On the other hand, President Biden's is a big disappointment. It will be interesting to see how he handles this on the campaign trail because he did make certain election promises about no new drilling on federal lands, and this was a violation of one of the things that he promised.
It has been heartening to see that this administration has taken a lot of action on climate through the EPA, and that they passed two major pieces of climate legislation with the Inflation Reduction Act and the bipartisan Infrastructure and Jobs Act. So I would say in terms of scorecard, Biden is doing well, but he has taken a hit and it is very disappointing.
MPT: Can you talk about the consortium itself -- how many medical society members it has and how much you hope it will grow?
Patel: Yes, we are up to 50 medical societies that have joined us, and we also have within our network 25 state clinician groups, and more than 60 affiliate organizations.
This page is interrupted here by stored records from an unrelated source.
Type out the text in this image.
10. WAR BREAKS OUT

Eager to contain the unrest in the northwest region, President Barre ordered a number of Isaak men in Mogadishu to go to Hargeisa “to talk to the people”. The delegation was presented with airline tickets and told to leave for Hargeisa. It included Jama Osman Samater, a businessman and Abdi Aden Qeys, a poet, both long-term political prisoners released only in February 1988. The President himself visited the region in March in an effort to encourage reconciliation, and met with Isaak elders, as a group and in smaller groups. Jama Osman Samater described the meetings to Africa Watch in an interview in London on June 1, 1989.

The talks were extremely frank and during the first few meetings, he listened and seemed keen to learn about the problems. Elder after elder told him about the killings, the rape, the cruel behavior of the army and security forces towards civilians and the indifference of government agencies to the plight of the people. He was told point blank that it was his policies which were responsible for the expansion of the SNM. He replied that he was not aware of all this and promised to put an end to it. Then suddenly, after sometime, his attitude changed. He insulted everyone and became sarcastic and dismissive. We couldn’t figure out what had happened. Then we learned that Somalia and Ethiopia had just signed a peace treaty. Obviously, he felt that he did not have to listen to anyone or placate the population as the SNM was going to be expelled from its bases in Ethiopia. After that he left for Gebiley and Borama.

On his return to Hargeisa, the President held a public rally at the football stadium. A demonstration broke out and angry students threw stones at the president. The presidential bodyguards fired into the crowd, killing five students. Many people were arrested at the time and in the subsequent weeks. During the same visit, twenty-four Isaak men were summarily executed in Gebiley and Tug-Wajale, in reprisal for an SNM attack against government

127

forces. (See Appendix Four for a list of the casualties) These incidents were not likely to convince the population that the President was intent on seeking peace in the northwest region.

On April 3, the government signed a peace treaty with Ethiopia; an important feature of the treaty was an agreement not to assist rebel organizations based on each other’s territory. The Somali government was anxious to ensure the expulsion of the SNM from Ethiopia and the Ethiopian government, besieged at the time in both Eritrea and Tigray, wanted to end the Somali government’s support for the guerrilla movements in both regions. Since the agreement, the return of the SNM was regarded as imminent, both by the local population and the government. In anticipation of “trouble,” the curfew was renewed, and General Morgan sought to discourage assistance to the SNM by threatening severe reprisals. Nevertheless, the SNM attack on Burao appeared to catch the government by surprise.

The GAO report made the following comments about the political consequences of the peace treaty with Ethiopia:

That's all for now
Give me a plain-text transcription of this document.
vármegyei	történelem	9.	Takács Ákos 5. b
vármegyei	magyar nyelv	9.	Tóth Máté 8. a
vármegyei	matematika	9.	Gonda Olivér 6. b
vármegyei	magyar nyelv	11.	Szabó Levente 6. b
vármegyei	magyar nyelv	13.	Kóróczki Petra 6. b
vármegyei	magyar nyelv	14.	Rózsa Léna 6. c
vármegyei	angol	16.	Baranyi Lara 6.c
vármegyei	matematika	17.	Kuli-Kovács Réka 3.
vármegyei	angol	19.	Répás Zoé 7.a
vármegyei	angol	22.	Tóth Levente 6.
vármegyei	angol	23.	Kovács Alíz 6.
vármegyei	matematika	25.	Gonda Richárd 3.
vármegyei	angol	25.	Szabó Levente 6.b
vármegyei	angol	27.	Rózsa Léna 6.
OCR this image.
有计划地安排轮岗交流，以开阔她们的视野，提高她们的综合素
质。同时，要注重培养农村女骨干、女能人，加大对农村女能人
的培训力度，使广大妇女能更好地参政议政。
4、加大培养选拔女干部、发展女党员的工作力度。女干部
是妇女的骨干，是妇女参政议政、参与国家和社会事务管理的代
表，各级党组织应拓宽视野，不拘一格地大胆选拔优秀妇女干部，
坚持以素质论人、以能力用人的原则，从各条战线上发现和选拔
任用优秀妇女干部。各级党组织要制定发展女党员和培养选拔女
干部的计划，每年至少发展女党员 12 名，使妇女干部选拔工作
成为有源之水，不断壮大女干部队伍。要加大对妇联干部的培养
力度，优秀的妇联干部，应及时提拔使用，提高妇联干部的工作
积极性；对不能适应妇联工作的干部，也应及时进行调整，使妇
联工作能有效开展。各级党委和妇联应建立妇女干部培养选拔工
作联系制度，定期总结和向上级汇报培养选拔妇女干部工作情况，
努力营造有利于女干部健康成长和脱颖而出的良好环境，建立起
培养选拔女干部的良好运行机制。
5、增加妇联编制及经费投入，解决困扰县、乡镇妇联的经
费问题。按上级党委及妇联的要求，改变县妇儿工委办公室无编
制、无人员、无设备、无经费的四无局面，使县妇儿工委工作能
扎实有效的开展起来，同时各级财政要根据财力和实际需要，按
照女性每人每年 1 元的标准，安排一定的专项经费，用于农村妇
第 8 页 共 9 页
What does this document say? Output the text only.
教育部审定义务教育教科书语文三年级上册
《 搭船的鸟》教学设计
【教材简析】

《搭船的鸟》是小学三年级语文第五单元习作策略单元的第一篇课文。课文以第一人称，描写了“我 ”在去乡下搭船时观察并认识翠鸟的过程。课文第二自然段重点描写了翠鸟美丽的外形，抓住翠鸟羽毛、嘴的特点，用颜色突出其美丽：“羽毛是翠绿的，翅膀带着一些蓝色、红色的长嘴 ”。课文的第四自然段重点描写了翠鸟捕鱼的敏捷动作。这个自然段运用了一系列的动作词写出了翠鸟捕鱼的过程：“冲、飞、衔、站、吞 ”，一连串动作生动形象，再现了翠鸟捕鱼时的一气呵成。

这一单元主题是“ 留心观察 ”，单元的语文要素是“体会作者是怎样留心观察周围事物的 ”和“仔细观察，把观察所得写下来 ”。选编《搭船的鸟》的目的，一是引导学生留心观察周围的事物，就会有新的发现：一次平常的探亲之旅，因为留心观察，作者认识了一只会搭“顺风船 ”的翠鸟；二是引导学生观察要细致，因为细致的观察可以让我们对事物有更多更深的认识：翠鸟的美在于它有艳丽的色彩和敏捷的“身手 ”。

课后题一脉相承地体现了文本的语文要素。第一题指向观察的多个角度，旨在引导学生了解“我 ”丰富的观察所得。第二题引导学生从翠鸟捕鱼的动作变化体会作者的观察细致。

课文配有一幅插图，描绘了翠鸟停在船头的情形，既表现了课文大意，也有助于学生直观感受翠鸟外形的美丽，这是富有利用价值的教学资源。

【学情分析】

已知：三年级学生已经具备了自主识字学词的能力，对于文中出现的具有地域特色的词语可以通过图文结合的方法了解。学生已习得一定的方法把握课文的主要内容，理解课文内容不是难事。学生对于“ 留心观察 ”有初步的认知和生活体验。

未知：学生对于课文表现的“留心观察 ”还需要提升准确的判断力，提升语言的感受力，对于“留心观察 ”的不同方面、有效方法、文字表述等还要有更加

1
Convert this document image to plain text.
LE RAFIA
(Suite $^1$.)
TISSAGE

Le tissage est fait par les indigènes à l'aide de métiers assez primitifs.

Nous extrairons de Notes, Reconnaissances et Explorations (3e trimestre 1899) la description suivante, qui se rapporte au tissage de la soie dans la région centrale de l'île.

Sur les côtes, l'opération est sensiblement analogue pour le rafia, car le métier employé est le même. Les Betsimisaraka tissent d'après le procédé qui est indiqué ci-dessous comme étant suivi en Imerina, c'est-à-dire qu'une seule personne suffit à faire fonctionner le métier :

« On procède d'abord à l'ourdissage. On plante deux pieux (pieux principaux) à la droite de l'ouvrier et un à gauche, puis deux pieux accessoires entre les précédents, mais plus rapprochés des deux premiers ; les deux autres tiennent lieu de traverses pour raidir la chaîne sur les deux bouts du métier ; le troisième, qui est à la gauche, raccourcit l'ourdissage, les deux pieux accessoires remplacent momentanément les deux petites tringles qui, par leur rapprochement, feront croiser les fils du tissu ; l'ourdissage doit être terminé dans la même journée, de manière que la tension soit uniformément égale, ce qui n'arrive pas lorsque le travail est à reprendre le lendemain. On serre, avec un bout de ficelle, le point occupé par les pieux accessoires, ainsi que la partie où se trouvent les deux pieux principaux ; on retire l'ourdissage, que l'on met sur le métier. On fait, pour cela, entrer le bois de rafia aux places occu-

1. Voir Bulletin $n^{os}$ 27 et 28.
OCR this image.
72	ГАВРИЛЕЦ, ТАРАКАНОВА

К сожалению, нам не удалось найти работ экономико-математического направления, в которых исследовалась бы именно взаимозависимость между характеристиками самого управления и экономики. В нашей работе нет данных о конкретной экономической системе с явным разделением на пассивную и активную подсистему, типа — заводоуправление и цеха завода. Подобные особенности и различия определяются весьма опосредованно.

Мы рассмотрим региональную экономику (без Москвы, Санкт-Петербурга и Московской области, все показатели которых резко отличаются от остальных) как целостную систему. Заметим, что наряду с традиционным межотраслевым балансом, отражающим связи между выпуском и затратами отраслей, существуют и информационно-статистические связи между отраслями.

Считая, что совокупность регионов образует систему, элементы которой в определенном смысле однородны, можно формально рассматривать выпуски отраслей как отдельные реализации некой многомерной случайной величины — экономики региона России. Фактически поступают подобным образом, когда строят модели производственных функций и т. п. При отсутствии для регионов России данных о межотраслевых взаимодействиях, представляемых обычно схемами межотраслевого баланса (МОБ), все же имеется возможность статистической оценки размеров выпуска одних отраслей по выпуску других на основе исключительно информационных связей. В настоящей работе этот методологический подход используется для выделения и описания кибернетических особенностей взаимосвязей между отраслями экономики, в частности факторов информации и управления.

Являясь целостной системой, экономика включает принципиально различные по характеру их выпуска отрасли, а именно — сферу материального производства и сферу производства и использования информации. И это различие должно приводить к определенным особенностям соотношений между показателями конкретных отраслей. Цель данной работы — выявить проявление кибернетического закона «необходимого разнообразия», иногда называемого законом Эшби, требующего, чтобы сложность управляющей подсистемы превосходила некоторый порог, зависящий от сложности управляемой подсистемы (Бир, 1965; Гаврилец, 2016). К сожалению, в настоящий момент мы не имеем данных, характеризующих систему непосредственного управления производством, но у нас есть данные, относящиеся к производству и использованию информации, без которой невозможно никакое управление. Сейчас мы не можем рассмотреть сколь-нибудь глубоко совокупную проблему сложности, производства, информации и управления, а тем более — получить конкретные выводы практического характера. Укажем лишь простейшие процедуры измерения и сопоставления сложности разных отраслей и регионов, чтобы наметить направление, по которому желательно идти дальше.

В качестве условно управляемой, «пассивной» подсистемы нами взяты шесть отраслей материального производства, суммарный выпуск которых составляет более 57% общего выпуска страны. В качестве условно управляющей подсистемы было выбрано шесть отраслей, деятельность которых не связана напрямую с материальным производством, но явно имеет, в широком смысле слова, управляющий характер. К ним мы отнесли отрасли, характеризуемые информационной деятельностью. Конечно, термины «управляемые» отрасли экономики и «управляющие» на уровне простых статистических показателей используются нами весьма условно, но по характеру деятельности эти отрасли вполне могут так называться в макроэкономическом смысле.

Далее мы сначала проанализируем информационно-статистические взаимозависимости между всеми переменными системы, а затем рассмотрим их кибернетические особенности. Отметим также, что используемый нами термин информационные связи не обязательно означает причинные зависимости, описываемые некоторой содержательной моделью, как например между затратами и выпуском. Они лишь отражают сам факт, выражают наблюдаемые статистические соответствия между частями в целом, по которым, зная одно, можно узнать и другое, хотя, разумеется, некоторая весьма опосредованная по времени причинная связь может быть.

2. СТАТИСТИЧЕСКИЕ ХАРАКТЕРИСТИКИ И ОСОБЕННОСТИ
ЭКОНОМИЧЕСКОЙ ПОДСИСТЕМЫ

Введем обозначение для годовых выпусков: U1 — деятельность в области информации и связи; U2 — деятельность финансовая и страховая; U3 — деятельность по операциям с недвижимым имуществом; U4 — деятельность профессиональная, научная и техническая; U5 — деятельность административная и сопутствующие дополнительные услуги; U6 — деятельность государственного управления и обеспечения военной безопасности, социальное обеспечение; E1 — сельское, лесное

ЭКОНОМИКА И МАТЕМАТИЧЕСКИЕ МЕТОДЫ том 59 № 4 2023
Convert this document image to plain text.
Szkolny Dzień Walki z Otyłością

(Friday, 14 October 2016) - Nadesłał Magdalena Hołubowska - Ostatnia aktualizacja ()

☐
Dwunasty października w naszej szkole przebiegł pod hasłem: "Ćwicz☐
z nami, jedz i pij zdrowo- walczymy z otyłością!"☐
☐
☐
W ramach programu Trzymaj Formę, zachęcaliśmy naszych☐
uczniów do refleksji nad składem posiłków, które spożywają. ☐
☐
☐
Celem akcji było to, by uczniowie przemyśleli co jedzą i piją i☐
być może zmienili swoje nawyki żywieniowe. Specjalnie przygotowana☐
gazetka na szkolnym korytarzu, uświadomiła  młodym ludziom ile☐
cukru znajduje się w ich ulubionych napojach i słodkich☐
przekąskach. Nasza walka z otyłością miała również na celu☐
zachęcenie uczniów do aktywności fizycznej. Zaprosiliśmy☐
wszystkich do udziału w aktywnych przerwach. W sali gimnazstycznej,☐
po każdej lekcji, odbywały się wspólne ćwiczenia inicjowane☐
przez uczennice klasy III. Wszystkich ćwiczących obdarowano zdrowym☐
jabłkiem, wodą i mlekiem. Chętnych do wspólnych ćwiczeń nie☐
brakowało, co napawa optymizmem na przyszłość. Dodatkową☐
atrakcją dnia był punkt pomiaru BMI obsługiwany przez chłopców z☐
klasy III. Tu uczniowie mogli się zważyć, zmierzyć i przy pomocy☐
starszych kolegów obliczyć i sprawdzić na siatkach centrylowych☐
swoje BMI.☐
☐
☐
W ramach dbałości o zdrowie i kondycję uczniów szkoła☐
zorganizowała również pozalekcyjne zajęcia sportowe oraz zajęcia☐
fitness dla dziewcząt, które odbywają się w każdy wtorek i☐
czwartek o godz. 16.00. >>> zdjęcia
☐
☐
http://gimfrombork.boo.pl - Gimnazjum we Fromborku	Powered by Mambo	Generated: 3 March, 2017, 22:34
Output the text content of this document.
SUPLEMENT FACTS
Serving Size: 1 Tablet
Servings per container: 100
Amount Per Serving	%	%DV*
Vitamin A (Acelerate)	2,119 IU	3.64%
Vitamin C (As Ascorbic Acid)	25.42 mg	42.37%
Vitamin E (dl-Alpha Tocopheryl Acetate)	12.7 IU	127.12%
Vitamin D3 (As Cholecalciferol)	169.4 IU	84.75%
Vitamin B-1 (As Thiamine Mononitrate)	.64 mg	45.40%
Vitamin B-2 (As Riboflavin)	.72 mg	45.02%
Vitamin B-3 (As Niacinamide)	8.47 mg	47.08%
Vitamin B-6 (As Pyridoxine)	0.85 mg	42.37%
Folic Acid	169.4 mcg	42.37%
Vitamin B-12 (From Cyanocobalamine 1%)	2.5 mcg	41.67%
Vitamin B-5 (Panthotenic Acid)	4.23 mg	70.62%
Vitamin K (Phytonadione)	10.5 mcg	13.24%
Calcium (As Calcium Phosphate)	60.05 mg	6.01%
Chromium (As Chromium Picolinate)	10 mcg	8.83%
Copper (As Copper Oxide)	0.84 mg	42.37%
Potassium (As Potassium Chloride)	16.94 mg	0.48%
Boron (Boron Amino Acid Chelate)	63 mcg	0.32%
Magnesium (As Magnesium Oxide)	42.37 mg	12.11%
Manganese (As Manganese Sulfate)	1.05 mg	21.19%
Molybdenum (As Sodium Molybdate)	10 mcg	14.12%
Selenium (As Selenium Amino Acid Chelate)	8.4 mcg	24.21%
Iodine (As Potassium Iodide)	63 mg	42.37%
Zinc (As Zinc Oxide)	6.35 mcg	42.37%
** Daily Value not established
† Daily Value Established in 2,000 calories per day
There's no governance with the affiliates, but we reach out to them frequently for sign-on letters, for example.
MPT: Tell me a little more about the workings of the consortium -- where is it based, what are its finances like?
Patel: We are based at George Mason University [in Fairfax, Virginia]. We derive most of our funding from foundations; we're looking to change this because I want to move us eventually toward being more member-sustained. We don't really have a membership model right now. Our operating budget is about $1.3 million, and we have four full-time staff and a number of consultants.
MPT: What are your priorities for the coming year?
Patel: It's going to be a little strange because it's an election year and so there isn't much on the legislative horizon, and we don't know who's going to be in power in 2025.
Unfortunately, this issue has been turned very polarized; the Republican Party just put out their 5-year policy agenda on climate change, and it is completely at odds with what we've laid out as what the policy priorities should be. They want to roll back the transition to renewable energy and also take away all the regulations that we've fought hard to put into place to protect the health of Americans. We're hoping to create, in coalition with other organizations, our "top three" wish list for the new administration, and I hope we have an administration that's willing to hear our concerns regardless of what political party it is.